Taleb has the ear of a Prime Minister Cameron. 'When I speak to David Cameron and his staff I feel as if I am talking to myself, we think alike.'
Taleb's views have a resonance with talks by speakers at the session run by the recently formed Civil Society Forum one of the School Of Commoning recent series of Quilligan Seminars. The School of Commoning's approach is that the earth's resources should be handled for the long term benefit of all with domination replaced by partnering and responsiveness to everyone. The recognition between public and private makes this a non-socialist way for the future. The seminar on 15th May on Organisational Practice and the Commons had Tim Harle of the Bristol Business School saying this was a time for looking forward for new patterns of self-organised behaviour. Leadership is needed, self-organisation is not totally spontaneous. Trust emerges from personal interactions.
Eileen Conn had a similar theme in her 'Social Eco-System Dance'. She sees many of our problems in society due to a painful interaction between the dynamics of the vertical hierarchical system of the organised work world and that of the horizontal peer system of ordinary, neighbourly, community actions. Blind unawareness of the horizontal by the vertical brings pain and blunts the effectiveness of both. Another illustration was the invisible nature of the horizontal system as being like the root system of a grass plant which is the only obvious part to the eye. But both systems are essential to each other and respect is needed to nurture the spirit of the invisible. Many organisations are not visible and not counted.
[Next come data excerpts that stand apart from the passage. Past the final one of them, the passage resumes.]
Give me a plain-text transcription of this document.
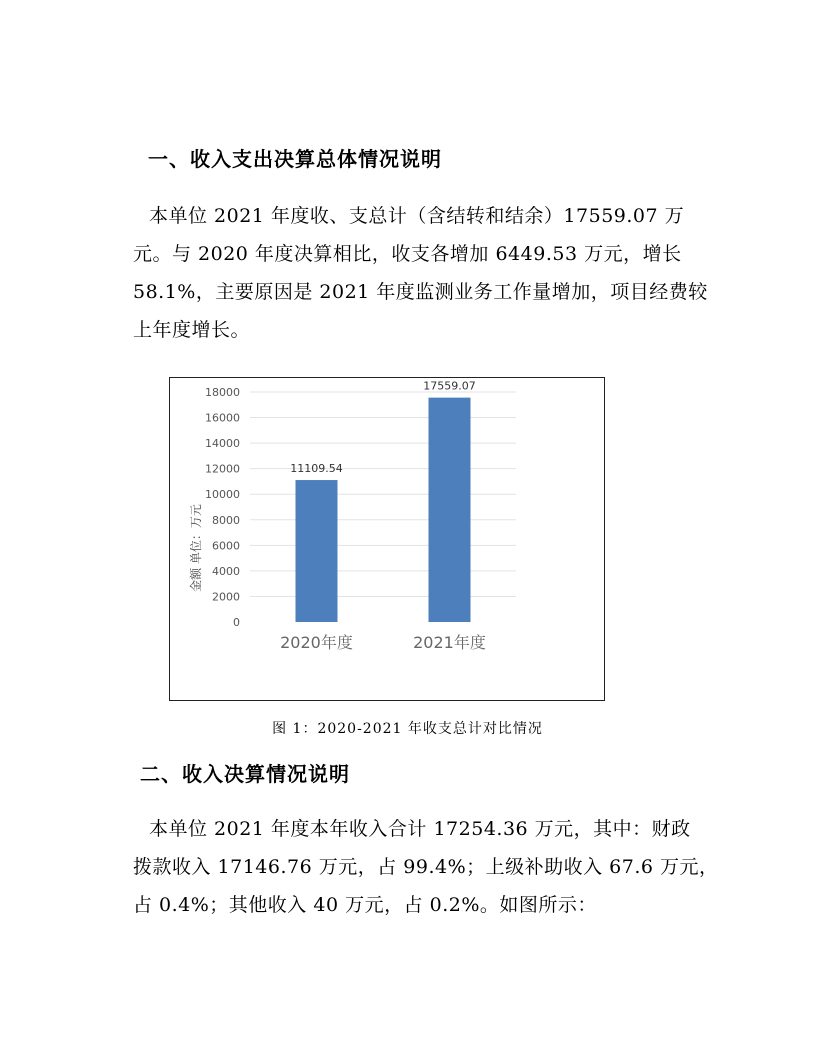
一、收入支出决算总体情况说明
本单位 2021 年度收、支总计（含结转和结余）17559.07 万
元。与 2020 年度决算相比，收支各增加 6449.53 万元，增长
58.1%，主要原因是 2021 年度监测业务工作量增加，项目经费较
上年度增长。
0
2000
4000
6000
8000
10000
12000
14000
16000
18000
11109.54
17559.07
2020年度	2021年度
金额 单位：万元
图 1：2020-2021 年收支总计对比情况
二、收入决算情况说明
本单位 2021 年度本年收入合计 17254.36 万元，其中：财政
拨款收入 17146.76 万元，占 99.4%；上级补助收入 67.6 万元，
占 0.4%；其他收入 40 万元，占 0.2%。如图所示：
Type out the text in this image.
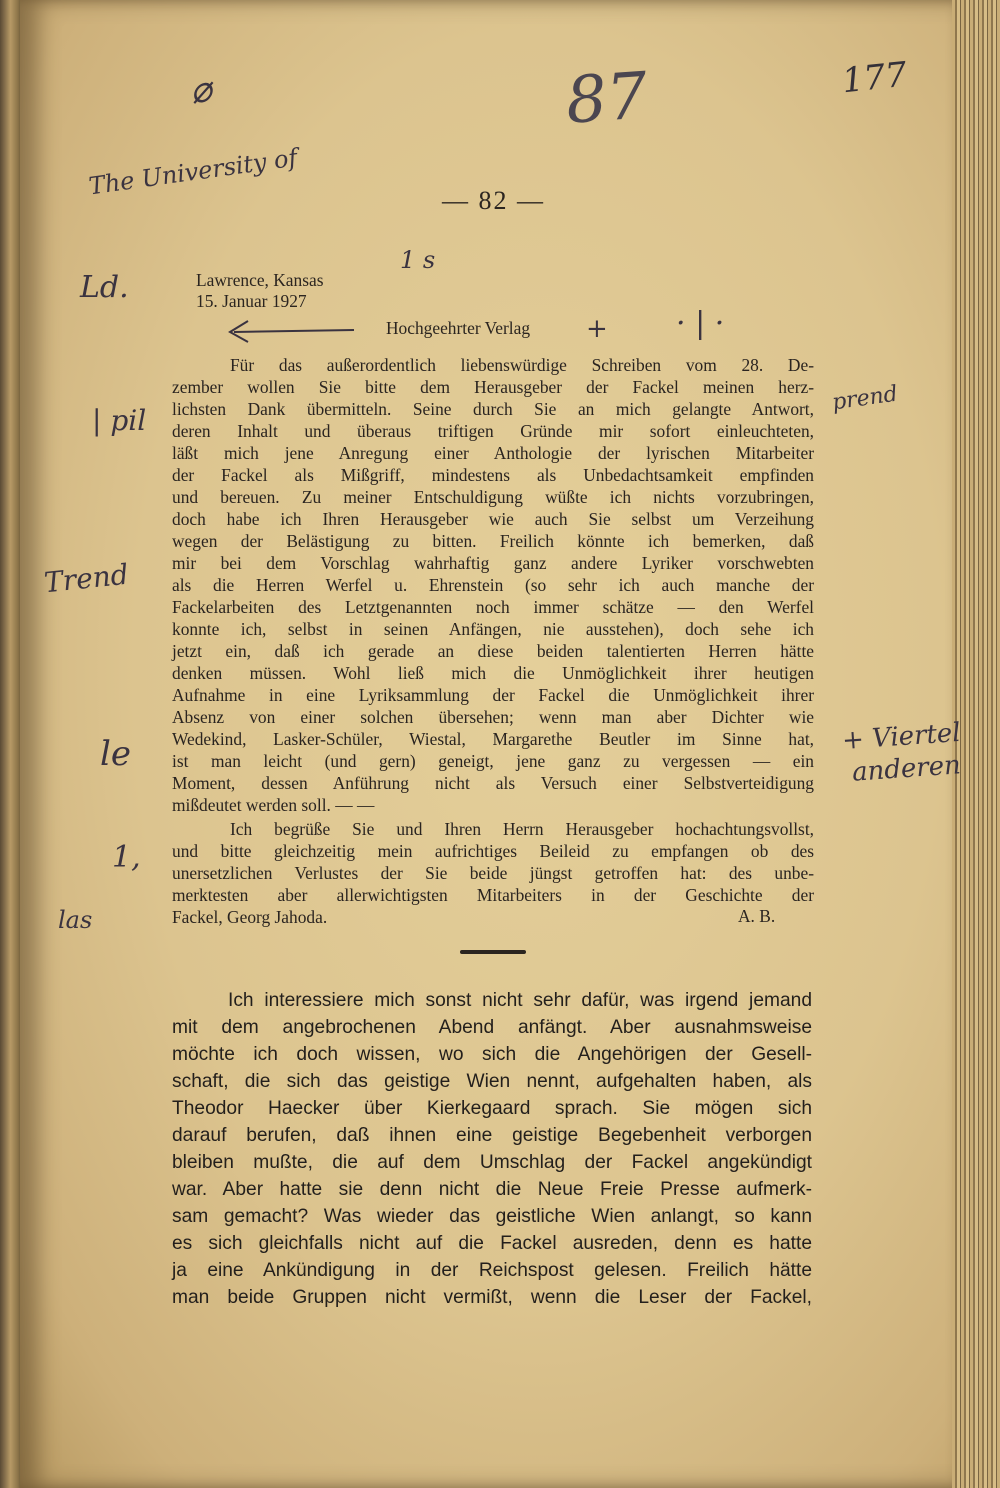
177
87
— 82 —
The University of
⌀
Ld.
1 s
| pil
Trend
le
1,
las
prend
+ Viertel
anderen
+ · | ·
Lawrence, Kansas
15. Januar 1927
Hochgeehrter Verlag
Für das außerordentlich liebenswürdige Schreiben vom 28. De-
zember wollen Sie bitte dem Herausgeber der Fackel meinen herz-
lichsten Dank übermitteln. Seine durch Sie an mich gelangte Antwort,
deren Inhalt und überaus triftigen Gründe mir sofort einleuchteten,
läßt mich jene Anregung einer Anthologie der lyrischen Mitarbeiter
der Fackel als Mißgriff, mindestens als Unbedachtsamkeit empfinden
und bereuen. Zu meiner Entschuldigung wüßte ich nichts vorzubringen,
doch habe ich Ihren Herausgeber wie auch Sie selbst um Verzeihung
wegen der Belästigung zu bitten. Freilich könnte ich bemerken, daß
mir bei dem Vorschlag wahrhaftig ganz andere Lyriker vorschwebten
als die Herren Werfel u. Ehrenstein (so sehr ich auch manche der
Fackelarbeiten des Letztgenannten noch immer schätze — den Werfel
konnte ich, selbst in seinen Anfängen, nie ausstehen), doch sehe ich
jetzt ein, daß ich gerade an diese beiden talentierten Herren hätte
denken müssen. Wohl ließ mich die Unmöglichkeit ihrer heutigen
Aufnahme in eine Lyriksammlung der Fackel die Unmöglichkeit ihrer
Absenz von einer solchen übersehen; wenn man aber Dichter wie
Wedekind, Lasker-Schüler, Wiestal, Margarethe Beutler im Sinne hat,
ist man leicht (und gern) geneigt, jene ganz zu vergessen — ein
Moment, dessen Anführung nicht als Versuch einer Selbstverteidigung
mißdeutet werden soll. — —
Ich begrüße Sie und Ihren Herrn Herausgeber hochachtungsvollst,
und bitte gleichzeitig mein aufrichtiges Beileid zu empfangen ob des
unersetzlichen Verlustes der Sie beide jüngst getroffen hat: des unbe-
merktesten aber allerwichtigsten Mitarbeiters in der Geschichte der
Fackel, Georg Jahoda.	A. B.
Ich interessiere mich sonst nicht sehr dafür, was irgend jemand
mit dem angebrochenen Abend anfängt. Aber ausnahmsweise
möchte ich doch wissen, wo sich die Angehörigen der Gesell-
schaft, die sich das geistige Wien nennt, aufgehalten haben, als
Theodor Haecker über Kierkegaard sprach. Sie mögen sich
darauf berufen, daß ihnen eine geistige Begebenheit verborgen
bleiben mußte, die auf dem Umschlag der Fackel angekündigt
war. Aber hatte sie denn nicht die Neue Freie Presse aufmerk-
sam gemacht? Was wieder das geistliche Wien anlangt, so kann
es sich gleichfalls nicht auf die Fackel ausreden, denn es hatte
ja eine Ankündigung in der Reichspost gelesen. Freilich hätte
man beide Gruppen nicht vermißt, wenn die Leser der Fackel,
These themes: from Taleb, to the School of Commoning, to the Civil Society Forum are those of the book The Free Lunch - Fairness with Freedom. It themes are also aligned with those of the Tory Big Society idea which is clearly still (just) alive in 10 Downing Street - Taleb: 'Political leaders need to think of new ways of protecting their countries from future shocks'. Exactly -just what The Free Lunch's aims would bring. But why after two years of Tory power is the empowerment of citizens to enable them to cope with future shocks, so moribund? Even Rafael Behr in the New Statesman 26 May admits 'The Big Society was never a bad conceit' (but it was sold badly). Perhaps Labour will grasp the message.